01 - In a large oven-proof skillet set over medium-high heat, cook the ground beef, breaking it apart with a spatula, until thoroughly browned. Drain any excess fat if necessary.
02 - Add the diced onion, minced garlic, and red bell pepper to the skillet. Sauté until the vegetables are tender and fragrant, about 3 to 4 minutes.
03 - Stir in the drained black beans, cumin, chili powder, smoked paprika, salt, and black pepper, mixing to evenly distribute the spices.
04 - Pour in the enchilada sauce and tomato sauce, stirring gently to combine ingredients.
05 - Arrange half of the quartered corn tortillas evenly over the beef mixture and sprinkle with half of the shredded cheddar and Monterey Jack cheese.

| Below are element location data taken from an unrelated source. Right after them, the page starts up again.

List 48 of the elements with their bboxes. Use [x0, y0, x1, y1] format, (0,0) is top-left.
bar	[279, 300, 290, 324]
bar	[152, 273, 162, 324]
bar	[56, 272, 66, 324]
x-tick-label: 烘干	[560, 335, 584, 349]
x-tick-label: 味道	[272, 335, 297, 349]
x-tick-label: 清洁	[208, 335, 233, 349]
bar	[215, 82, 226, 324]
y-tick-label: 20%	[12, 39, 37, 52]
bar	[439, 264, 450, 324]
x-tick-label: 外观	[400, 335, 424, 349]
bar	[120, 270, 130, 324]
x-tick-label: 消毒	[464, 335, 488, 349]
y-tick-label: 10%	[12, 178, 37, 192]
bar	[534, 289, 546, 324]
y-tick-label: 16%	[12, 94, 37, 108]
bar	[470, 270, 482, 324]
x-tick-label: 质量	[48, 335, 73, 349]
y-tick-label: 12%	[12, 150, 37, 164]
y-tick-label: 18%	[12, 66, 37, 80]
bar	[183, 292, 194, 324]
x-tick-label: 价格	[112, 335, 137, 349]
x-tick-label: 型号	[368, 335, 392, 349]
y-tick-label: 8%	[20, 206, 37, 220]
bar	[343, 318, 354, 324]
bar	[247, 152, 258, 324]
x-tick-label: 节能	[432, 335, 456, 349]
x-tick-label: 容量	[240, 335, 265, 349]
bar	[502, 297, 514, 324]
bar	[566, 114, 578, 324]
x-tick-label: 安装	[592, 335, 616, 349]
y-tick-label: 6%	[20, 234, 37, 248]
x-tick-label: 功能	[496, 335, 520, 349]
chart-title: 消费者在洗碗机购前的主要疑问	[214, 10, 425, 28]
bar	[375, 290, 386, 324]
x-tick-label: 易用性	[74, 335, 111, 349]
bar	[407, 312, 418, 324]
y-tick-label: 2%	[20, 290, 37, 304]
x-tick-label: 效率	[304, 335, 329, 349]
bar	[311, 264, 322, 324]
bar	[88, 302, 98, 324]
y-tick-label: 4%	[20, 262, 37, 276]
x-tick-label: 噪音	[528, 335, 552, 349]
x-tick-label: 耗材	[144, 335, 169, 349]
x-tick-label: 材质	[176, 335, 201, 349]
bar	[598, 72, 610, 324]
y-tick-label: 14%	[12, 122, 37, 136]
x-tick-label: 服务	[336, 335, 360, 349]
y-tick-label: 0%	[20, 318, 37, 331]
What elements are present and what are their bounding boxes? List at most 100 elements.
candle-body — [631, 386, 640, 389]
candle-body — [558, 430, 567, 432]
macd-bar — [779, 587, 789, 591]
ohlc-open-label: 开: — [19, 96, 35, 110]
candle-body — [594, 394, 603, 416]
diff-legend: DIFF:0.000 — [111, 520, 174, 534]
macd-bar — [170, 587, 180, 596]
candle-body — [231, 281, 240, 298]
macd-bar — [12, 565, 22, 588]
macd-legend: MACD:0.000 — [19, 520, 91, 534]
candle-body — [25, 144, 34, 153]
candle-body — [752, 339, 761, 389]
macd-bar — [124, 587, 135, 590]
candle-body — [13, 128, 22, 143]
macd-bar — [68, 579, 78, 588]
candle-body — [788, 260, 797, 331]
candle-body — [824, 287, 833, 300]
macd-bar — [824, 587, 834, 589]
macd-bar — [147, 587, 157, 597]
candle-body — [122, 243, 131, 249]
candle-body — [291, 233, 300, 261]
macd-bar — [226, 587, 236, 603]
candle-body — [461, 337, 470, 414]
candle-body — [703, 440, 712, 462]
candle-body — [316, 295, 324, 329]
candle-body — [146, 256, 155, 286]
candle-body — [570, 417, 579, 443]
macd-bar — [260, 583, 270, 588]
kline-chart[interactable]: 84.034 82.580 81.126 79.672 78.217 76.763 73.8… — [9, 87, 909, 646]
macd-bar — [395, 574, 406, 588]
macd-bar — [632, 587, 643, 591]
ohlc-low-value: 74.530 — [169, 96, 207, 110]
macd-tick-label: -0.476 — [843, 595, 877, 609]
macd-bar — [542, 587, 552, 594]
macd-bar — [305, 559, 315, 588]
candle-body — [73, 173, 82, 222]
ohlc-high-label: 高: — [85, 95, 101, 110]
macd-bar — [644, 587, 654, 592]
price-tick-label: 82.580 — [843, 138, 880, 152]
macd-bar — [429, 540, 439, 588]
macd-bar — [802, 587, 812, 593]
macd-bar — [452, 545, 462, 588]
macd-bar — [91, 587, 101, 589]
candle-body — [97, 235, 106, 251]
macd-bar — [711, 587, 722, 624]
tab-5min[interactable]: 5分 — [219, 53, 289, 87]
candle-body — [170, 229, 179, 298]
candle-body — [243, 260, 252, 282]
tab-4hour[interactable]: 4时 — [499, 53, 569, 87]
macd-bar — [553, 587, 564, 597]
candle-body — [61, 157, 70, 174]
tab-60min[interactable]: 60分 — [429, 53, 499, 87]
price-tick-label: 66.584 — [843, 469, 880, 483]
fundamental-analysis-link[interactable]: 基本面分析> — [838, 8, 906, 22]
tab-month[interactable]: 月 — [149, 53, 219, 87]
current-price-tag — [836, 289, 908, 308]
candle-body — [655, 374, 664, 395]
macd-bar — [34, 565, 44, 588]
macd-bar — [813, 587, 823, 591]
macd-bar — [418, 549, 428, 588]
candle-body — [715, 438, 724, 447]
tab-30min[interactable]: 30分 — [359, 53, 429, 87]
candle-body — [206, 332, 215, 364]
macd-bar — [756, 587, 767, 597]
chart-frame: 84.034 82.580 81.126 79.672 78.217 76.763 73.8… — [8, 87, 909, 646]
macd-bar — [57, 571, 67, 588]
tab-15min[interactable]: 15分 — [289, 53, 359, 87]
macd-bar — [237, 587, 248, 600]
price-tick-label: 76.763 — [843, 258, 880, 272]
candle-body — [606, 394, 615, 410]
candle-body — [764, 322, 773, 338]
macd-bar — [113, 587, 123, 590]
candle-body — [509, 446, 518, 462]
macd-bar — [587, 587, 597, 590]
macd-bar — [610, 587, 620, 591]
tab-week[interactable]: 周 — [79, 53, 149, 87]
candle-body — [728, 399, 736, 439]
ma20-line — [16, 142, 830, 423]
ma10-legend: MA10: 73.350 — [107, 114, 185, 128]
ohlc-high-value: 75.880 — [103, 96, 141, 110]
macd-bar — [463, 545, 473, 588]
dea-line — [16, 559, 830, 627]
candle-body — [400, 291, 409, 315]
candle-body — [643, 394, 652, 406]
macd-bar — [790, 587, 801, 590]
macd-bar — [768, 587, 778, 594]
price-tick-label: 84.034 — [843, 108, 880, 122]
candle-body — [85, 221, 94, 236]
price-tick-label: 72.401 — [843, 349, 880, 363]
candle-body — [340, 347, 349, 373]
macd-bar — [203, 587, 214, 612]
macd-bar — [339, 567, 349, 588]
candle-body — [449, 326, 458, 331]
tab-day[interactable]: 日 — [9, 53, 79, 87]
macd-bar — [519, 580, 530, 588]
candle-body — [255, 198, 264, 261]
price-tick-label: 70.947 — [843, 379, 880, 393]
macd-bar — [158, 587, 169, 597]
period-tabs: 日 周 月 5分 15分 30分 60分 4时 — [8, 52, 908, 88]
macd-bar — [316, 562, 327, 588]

06 - Repeat layering with the remaining tortillas and cheese. Reduce heat to low, cover, and allow the mixture to simmer for 5 to 7 minutes until heated through and cheese is fully melted.
07 - If a golden, bubbly cheese topping is preferred, transfer skillet under the oven broiler for 2 to 3 minutes, monitoring closely to prevent burning.
08 - Finish with desired garnishes such as sliced green onions, fresh cilantro, sour cream, or diced avocado. Serve immediately while hot.